Thursday, March 13, 2014

Circles: A Warning for Christians

To wrap up this conversation about our self-centered circle and God-centered circle, I would offer a brief warning to my Christian brothers and sisters from my own experience. We live in a culture of "Health and Wealth" when it comes to sharing the gospel. In a few cases, it's straight up the only part of the gospel that is shared - "Jesus can cure your illness, He'll make your life better, He will bless you financially when you give to His church" and so on.

Many of us share the entire truth of the gospel, but the way we act around those with no home church, aren't Christians or are young Christians displays a false aura of perfection. We only let our sin nature show when we forget that people are watching us. I remember this intro from DC Talk's "What if I Stumble":

The greatest single cause of atheism in the world today
Is Christians who acknowledge Jesus with their lips
Then walk out the door and deny him by their lifestyle.
That is what an unbelieving world simply finds unbelievable.

There is an elder in my church that is also a dear friend, accountability partner, and counselor to me. He doesn't sound like an elder; he cusses when he's frustrated with the sin in his life, my life, or other's lives. When he was approached about this, his response blew me away - "If I think it, I'm going to say it. For me to suppress my anger and frustration with the [stuff] I see God's children going through is to put on this false mask that I am somehow sin-free. If people can't see the real me and only see good parts that I allow to be seen, I make Christianity look unattainable at best and hypocritical at worst. The unsaved must see that we struggle every day just like they do or we feed them something false."

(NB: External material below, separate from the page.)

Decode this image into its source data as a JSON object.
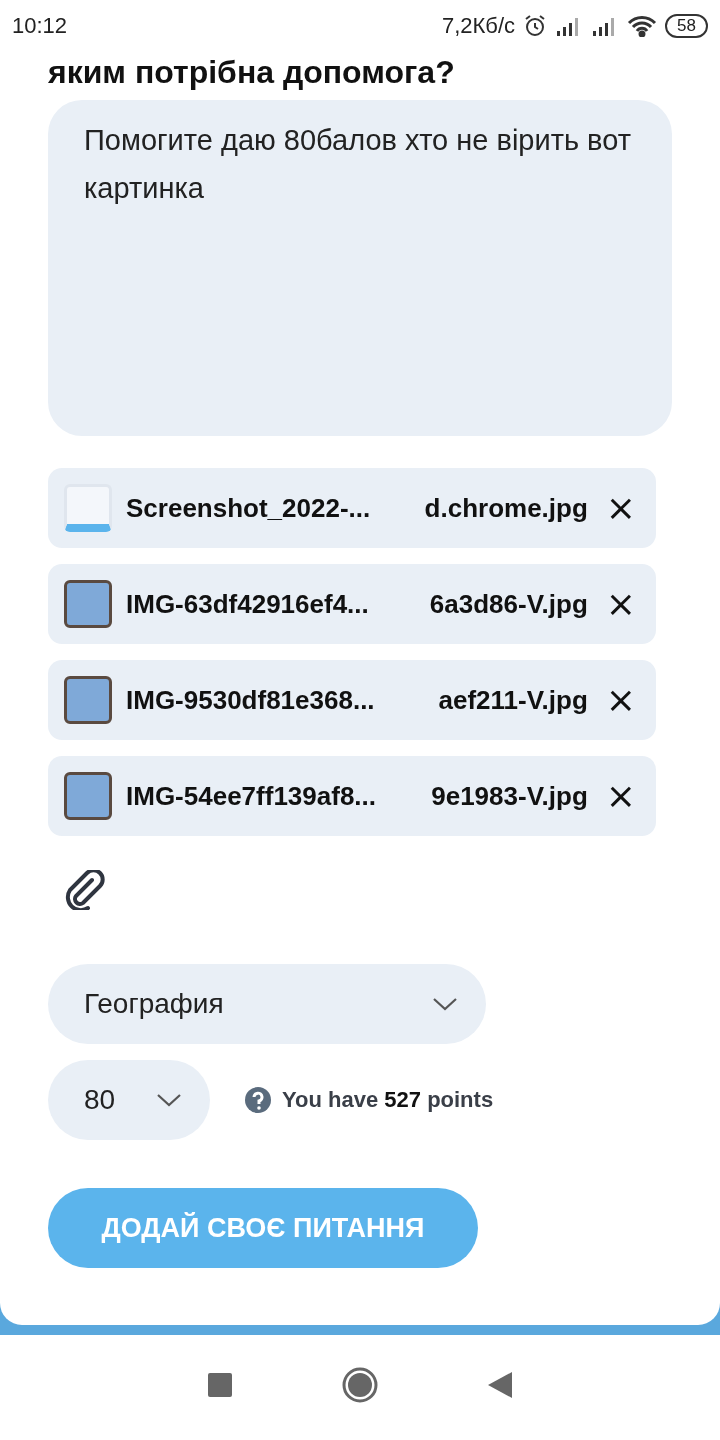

I grew up in churches that had an unwritten expectation that anything more than the cursory sins everyone deals with shouldn't happen. So when those thoughts and feelings entered my mind, I suppressed them and never dealt with it. Leave sin alone long enough and it will spread like a cancer. If we create a culture that does not allow our brothers and sisters to come to us with anything knowing that they will be accepted in love, we are not loving the way Christ taught us to. The first step to creating a culture of acceptance is to use our own experiences and struggles to show people what Christianity really is... and what it isn't.